"take a position"????????????????
What an odd comment. Recognizing how very much the public has been lied to about sensitive (and potentially serious) issues and questioning trustworthiness at a time when narrative after narrative has been later found to be completely false or made up because people, governments, and news media chose to "take a position" rather than even question validity. Nuland said "quite concerned". Don't you wonder why Russia taking control of these labs would be quite concerning to her or are you comfortable in your "position" - void of any further information?
I hope that you are not still believing the lies that Tucker and Hannity told about the labs.
"In less than two weeks, a conspiracy theory about Ukrainian biolabs has gone from a fringe QAnon Twitter account to becoming a major rallying cry for both Russian President Vladimir Putin’s regime and the U.S. far-right.
Now, the White House says it may be used by Putin as cover for a bioweapons attack on Ukraine.
The theory that the Russian invasion was a pretext to destroy U.S.-installed biolabs first emerged online in the hours after Putin began airstrikes in Ukraine—although it can be traced back to older
conspiracy claims. Since then, it has been touted or outright endorsed by a roster of Russian disinformation accounts; Russian and Chinese state media; Russian officials, including Foreign Minister
Sergey Lavrov and United Russia leader Dmitry Medvedev; and noted U.S. far-right figures, including QAnon leader Ron Watkins and former U.S. President Donald Trump advisor Steve Bannon.
Bannon’s
War Room podcast heard from former Trump apparatchik Peter Navarro that health advisor Anthony Fauci was at the center of everything. “Whatever happened in the Ukraine,” Navarro said about those biolabs, “he had to know about it.”
Writer Glenn Greenwald, increasingly aligned with far-right polemicists, spun an imaginary narrative where Rubio was “visibly stunned,” characterizing Nuland’s comments as confirmation of U.S-controlled or created biological weapons in Ukraine.
“The only reason to be ‘quite concerned’ about these ‘biological research facilities’ falling into Russian hands is if they contain sophisticated materials that Russian scientists have not yet developed on their own and which could be used for nefarious purposes,” Greenwald
writes. “Either advanced biological weapons or dual-use ‘research’ that has the potential to be weaponized.”
Greenwald’s theory was quickly endorsed by Fox News host and de facto voice of the American far-right Tucker Carlson.
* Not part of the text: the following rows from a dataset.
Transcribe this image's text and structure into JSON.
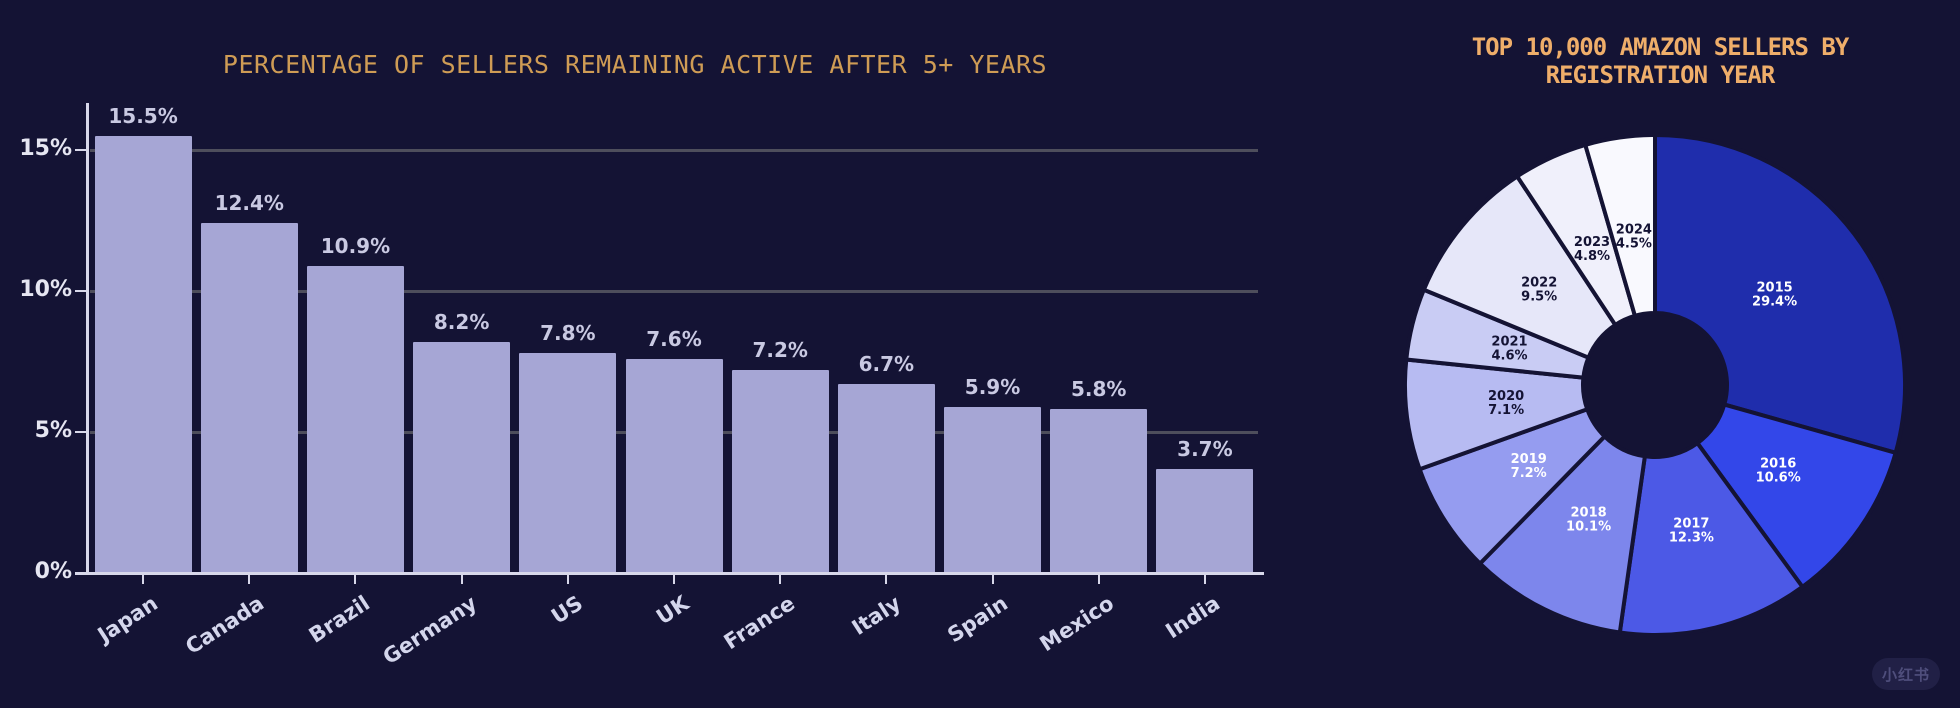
{
  "colors": {
    "background": "#141334",
    "bar_fill": "#a6a6d5",
    "bar_title": "#cf9c55",
    "pie_title": "#efae6a",
    "axis": "#d8d8ea",
    "gridline": "#4e4e5c",
    "bar_value_label": "#c9c9e2"
  },
  "watermark": {
    "text": "小红书"
  },
  "chart_data": [
    {
      "id": "active-sellers-bar",
      "type": "bar",
      "title": "PERCENTAGE OF SELLERS REMAINING ACTIVE AFTER 5+ YEARS",
      "categories": [
        "Japan",
        "Canada",
        "Brazil",
        "Germany",
        "US",
        "UK",
        "France",
        "Italy",
        "Spain",
        "Mexico",
        "India"
      ],
      "values": [
        15.5,
        12.4,
        10.9,
        8.2,
        7.8,
        7.6,
        7.2,
        6.7,
        5.9,
        5.8,
        3.7
      ],
      "value_label_suffix": "%",
      "xlabel": "",
      "ylabel": "",
      "ylim": [
        0,
        16.8
      ],
      "yticks": [
        0,
        5,
        10,
        15
      ],
      "ytick_labels": [
        "0%",
        "5%",
        "10%",
        "15%"
      ],
      "grid": true,
      "legend": null,
      "tick_label_rotation_deg": -33
    },
    {
      "id": "registration-year-pie",
      "type": "pie",
      "title": "TOP 10,000 AMAZON SELLERS BY REGISTRATION YEAR",
      "title_lines": [
        "TOP 10,000 AMAZON SELLERS BY",
        "REGISTRATION YEAR"
      ],
      "start_angle": "12-oclock",
      "direction": "clockwise",
      "donut_hole_ratio": 0.288,
      "slices": [
        {
          "label": "2015",
          "value": 29.4,
          "color": "#1f2dac",
          "text_color": "#ffffff"
        },
        {
          "label": "2016",
          "value": 10.6,
          "color": "#3347e9",
          "text_color": "#ffffff"
        },
        {
          "label": "2017",
          "value": 12.3,
          "color": "#4c59e6",
          "text_color": "#ffffff"
        },
        {
          "label": "2018",
          "value": 10.1,
          "color": "#7d86ec",
          "text_color": "#ffffff"
        },
        {
          "label": "2019",
          "value": 7.2,
          "color": "#959cf0",
          "text_color": "#ffffff"
        },
        {
          "label": "2020",
          "value": 7.1,
          "color": "#b7bbf2",
          "text_color": "#141334"
        },
        {
          "label": "2021",
          "value": 4.6,
          "color": "#c9ccf4",
          "text_color": "#141334"
        },
        {
          "label": "2022",
          "value": 9.5,
          "color": "#e6e7f9",
          "text_color": "#141334"
        },
        {
          "label": "2023",
          "value": 4.8,
          "color": "#f0f0fb",
          "text_color": "#141334"
        },
        {
          "label": "2024",
          "value": 4.5,
          "color": "#f9f9fe",
          "text_color": "#141334"
        }
      ]
    }
  ]
}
Carlson dismissed the idea that QAnon (“whatever that is,” Carlson said) was responsible for the original theory—despite the theory’s originator being a longtime QAnon follower. Carlson declared Nuland’s testimony
confirmation that “the Russian disinformation they’ve been telling us for days is a lie, and a conspiracy theory, and crazy, and immoral to believe is, in fact, totally and completely true,” he said. “Woah.”
A viral conspiracy theory could be used to justify an attack, the United States says.